Uno-Mandat Darfur-Mission kommt - aber ohne zusätzliche deutsche Soldaten
Berlin/Khartum - Lange hatte sich die sudanesische Regierung geweigert, nun willigte Khartum endlich ein: Mit Sudans Zustimmung verabschiedete der Uno-Sicherheitsrat in der Nacht eine Resolution, die den Weg für eine 26.000 Mann starke Friedenstruppe in Darfur freimacht. Es wäre die größte Mission in der Geschichte der Uno - sie soll eine der furchtbarsten Krisen der jüngeren Vergangenheit entschärfen.
In der westsudanesischen Krisenregion kämpfen arabische Milizen gegen schwarzafrikanische Rebellengruppen; der sudanesischen Regierung wird vorgeworfen, die Milizen zu unterstützen. Nach Uno-Angaben sind mehr als 2,1 Millionen Menschen vertrieben worden, über 200.000 kamen seit Februar 2003 ums Leben. Großbritanniens neuer Premierminister Gordon Brown spricht vom "größten humanitären Desaster" weltweit.

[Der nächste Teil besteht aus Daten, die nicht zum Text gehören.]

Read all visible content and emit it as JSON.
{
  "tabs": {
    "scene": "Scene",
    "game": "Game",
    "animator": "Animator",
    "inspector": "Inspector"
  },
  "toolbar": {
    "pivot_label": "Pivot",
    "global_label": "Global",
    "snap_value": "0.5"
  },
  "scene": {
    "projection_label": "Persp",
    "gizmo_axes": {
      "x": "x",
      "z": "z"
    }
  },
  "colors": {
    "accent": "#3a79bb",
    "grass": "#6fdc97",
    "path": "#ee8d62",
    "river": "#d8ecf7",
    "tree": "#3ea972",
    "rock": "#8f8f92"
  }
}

Die Darfur-Truppe aus 19.555 Soldaten und mehr als 6000 Polizisten wird eine sogenannte Hybrid-Mission sein: Sie soll Truppen der Uno und der Afrikanischen Union (AU) vereinen. Den 7000 Soldaten der AU-Mission unter dem Namen AMIS war es bisher nicht gelungen, die Gewalt einzudämmen.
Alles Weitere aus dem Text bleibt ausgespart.